In contrast, the textures of many metamorphic rocks record evidence of differential stress, most commonly as foliation, a layered texture that results from the alignment of platy or elongate minerals.

51
Q

What determines the assemblage of minerals that will develop in metamorphic rocks?

A

The starting composition of a rock, in combination with the temperature and pressure of metamorphism.

52
Q

The three most important kinds of metamorphism are ___, ___, and ___ metamorphism. They differ in conditions of temperature, pressure, and differential stress, and in the relative importance of mechanical deformation and chemical recrystallization.

A

Contact, burial, and regional.

53
Q

What is Mechanical deformation? Chemical recrystallization?

A

Mechanical deformation includes grinding, crushing, and the development of foliation.
Chemical recrystallization includes changes in mineral composition, the growth of new minerals, and losses of H2O and CO2 that occur with metamorphism.

54
Q

Metamorphic rocks are named on the basis of texture and mineral assemblage. The products of the metamorphism of ___ are slate, phyllite, schist, and gneiss, in order of increasing metamorphic grade.

A

Shale.

55
Q

___ undergoes metamorphism under conditions where H2O can enter the rock and form hydrous minerals, resulting in the metamorphic rocks greenschist, amphibolite, and granulite.

A

Basalt.

56
Q

The metamorphic derivatives of ___ and ___ are marble and quartzite, respectively; they are typically monomineralic and nonfoliated.

A

Limestone and sandstone.

57
Q

The metamorphic facies concept holds that …?

A

For a given range of temperature and pressure, and a given rock composition, the assemblage of minerals formed during metamorphism is always the same.
(More in Chapter Summary, point 16?)

58
Q

Melting leads to the development of three main magma types, ___, ___, and ___, the properties of which are mainly determined by their compositions. Partial and fractional melting can lead to variations in magma types.

A

Basaltic, andesitic, and rhyolitic.

59
Q

Cooling and crystallization, in which crystals nucleate and grow in a cooling magma, combine with composition to determine the properties of igneous rock. What does the rate of cooling influence?

A

The rate of cooling influences how large the individual mineral grains eventually grow.

60
Q

When magma or lava of a given composition solidifies, the mineral assemblage that forms is the same for intrusive and extrusive rock; the differences are textural. How are volcanic and plutonic textures characterized?

A

Volcanic rock is characterized by fine grain size or glassy texture, whereas plutonic rock tends to be coarse-grained because the magma cools slowly.

61
Q

What rocks do basaltic, andesitic, and rhyolitic magma yield?

A

Basaltic magma yields the mafic volcanic rock basalt and its plutonic equivalent, gabbro.

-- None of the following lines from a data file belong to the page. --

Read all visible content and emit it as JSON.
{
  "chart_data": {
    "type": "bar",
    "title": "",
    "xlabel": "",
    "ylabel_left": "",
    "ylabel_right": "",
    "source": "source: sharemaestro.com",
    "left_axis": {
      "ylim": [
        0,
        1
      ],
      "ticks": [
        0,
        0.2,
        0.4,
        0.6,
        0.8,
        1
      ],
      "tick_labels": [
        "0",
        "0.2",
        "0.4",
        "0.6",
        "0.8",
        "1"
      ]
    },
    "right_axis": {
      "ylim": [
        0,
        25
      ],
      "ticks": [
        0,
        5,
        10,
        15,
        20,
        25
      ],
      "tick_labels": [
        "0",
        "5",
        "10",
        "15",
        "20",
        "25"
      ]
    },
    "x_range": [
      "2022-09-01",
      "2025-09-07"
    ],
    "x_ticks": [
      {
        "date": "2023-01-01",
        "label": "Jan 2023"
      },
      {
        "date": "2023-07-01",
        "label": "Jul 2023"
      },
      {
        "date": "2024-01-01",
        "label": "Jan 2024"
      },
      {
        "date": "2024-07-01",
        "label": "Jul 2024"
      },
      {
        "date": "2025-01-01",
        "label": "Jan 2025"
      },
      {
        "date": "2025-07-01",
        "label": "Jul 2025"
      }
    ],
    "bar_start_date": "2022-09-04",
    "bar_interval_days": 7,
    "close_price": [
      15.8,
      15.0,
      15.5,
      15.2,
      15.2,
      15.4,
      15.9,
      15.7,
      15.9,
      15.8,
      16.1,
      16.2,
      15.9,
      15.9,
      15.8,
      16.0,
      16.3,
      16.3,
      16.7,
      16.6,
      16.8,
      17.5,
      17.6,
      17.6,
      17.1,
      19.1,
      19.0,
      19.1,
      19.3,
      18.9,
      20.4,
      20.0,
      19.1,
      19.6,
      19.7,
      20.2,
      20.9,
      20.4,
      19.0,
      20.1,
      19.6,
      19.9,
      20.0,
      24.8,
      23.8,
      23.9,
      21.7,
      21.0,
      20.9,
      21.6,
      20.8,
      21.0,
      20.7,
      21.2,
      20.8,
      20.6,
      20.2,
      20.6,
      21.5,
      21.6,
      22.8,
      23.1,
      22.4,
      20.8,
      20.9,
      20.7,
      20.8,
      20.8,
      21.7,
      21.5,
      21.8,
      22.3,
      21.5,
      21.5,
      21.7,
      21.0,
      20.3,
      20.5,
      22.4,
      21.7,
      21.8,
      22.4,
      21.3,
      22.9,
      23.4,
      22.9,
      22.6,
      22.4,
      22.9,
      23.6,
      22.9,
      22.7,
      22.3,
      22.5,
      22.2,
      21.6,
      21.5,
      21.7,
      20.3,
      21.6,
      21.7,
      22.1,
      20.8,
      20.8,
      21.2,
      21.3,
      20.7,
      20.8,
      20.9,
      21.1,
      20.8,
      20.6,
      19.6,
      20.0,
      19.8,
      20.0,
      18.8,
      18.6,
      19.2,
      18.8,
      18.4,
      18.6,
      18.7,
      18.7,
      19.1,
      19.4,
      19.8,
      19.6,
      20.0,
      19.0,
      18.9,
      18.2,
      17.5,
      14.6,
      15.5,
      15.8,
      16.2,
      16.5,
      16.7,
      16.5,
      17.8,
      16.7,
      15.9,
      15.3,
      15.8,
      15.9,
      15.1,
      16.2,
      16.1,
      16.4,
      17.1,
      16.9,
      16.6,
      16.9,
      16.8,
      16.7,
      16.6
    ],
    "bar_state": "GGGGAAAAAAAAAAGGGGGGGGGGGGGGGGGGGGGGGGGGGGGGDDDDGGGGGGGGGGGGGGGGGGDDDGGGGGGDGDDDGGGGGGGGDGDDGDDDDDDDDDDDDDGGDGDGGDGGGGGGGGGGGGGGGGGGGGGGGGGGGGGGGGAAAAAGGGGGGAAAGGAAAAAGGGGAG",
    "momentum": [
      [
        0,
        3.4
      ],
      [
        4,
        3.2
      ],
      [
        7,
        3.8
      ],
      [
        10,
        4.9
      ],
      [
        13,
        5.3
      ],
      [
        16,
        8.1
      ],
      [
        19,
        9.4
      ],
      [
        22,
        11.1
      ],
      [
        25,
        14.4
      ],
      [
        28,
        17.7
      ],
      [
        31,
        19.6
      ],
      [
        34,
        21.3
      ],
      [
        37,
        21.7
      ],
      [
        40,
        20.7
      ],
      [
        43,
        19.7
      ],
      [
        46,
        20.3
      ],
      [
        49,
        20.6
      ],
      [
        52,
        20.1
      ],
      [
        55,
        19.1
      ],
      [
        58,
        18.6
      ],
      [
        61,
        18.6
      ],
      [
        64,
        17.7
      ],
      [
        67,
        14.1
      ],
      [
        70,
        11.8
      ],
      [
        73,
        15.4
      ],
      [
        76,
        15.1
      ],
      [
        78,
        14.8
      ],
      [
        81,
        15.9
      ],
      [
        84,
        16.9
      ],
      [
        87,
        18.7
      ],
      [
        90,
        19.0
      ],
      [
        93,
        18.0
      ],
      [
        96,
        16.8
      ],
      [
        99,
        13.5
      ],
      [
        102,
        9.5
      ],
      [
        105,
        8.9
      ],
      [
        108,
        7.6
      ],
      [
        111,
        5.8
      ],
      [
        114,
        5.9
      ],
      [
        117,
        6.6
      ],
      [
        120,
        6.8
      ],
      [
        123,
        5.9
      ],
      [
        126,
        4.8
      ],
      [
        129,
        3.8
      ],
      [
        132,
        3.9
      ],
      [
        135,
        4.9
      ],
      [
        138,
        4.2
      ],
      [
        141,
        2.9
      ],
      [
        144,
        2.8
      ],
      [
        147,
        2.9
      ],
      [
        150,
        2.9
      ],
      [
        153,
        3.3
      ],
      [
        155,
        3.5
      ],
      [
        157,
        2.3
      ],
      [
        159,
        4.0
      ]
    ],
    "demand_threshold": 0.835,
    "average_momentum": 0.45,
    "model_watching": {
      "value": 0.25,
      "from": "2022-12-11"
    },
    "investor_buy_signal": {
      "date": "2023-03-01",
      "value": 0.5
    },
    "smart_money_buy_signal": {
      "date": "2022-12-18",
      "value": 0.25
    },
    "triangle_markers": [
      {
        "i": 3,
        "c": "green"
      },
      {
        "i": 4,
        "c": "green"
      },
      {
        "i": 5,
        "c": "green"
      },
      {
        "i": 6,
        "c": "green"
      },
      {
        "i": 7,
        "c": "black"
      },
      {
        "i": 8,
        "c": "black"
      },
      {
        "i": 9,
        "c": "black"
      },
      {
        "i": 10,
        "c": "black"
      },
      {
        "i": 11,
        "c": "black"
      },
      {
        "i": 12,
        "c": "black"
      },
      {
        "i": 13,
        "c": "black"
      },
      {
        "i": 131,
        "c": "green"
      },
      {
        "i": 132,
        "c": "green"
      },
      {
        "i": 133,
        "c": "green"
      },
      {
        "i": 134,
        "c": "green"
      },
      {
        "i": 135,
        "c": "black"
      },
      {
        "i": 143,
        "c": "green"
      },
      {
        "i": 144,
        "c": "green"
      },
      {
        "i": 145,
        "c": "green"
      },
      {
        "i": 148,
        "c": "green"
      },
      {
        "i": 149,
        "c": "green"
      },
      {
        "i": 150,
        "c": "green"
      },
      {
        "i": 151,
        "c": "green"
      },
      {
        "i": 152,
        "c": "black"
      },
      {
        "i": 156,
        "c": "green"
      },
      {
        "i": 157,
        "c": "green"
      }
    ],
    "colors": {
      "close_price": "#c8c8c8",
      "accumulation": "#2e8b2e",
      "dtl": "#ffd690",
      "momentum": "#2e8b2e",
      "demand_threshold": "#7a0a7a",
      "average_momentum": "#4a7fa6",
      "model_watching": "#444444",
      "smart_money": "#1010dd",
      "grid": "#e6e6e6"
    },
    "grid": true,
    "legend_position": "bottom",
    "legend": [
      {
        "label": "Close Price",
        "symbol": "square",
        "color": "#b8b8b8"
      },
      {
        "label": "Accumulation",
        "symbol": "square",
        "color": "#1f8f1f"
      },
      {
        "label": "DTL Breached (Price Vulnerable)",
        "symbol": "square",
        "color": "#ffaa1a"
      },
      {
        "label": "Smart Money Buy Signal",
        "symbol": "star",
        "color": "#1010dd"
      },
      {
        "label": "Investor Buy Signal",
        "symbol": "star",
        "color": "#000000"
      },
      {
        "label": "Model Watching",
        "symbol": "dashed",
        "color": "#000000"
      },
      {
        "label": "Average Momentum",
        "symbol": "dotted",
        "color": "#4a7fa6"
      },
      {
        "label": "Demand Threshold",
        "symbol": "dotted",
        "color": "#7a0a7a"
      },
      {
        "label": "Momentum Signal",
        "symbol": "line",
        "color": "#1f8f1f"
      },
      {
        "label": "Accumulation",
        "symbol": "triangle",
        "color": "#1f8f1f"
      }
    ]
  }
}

Andesitic magma yields the intermediate volcanic rock andesite and its plutonic equivalent, diorite. Rhyolitic magma yields the felsic volcanic rock rhyolite and its plutonic equivalent, granite.

62
Q

What contributes to the diversity of igneous rock types?

A

Differences in texture that develop during cooling and crystallization, and partly from partial or fractional melting, which can lead to the separation of melt from residual solid rock of a different composition. Fractional crystallization also contributes to the diversification of igneous rock types.

63
Q

What five main factors interact to determine the character of landforms?

A

Process, climate, lithology, relief, and time.
The constant changes reflect ongoing interactions between the internal forces of plate tectonics, isostasy, and volcanism that uplift the lithosphere, and the external forces of denudation that wear it down. Denudation begins as soon as a mountain range is uplifted, and continues long after active tectonic uplift has ceased.

64
Q

How is basaltic, andesitic and rhyolitic magma formed?

A

Basaltic: Partial melting of mantle that erupts where curst is splitting, i.e. mid-ocean spreading centres and above mantle hotspots.
Andesitic: Wet partial melting of mantle overlying subducting oceanic plate.
Rhyolitic: Melting at base of continental crust. Assimilates silica-rich crustal material as rising.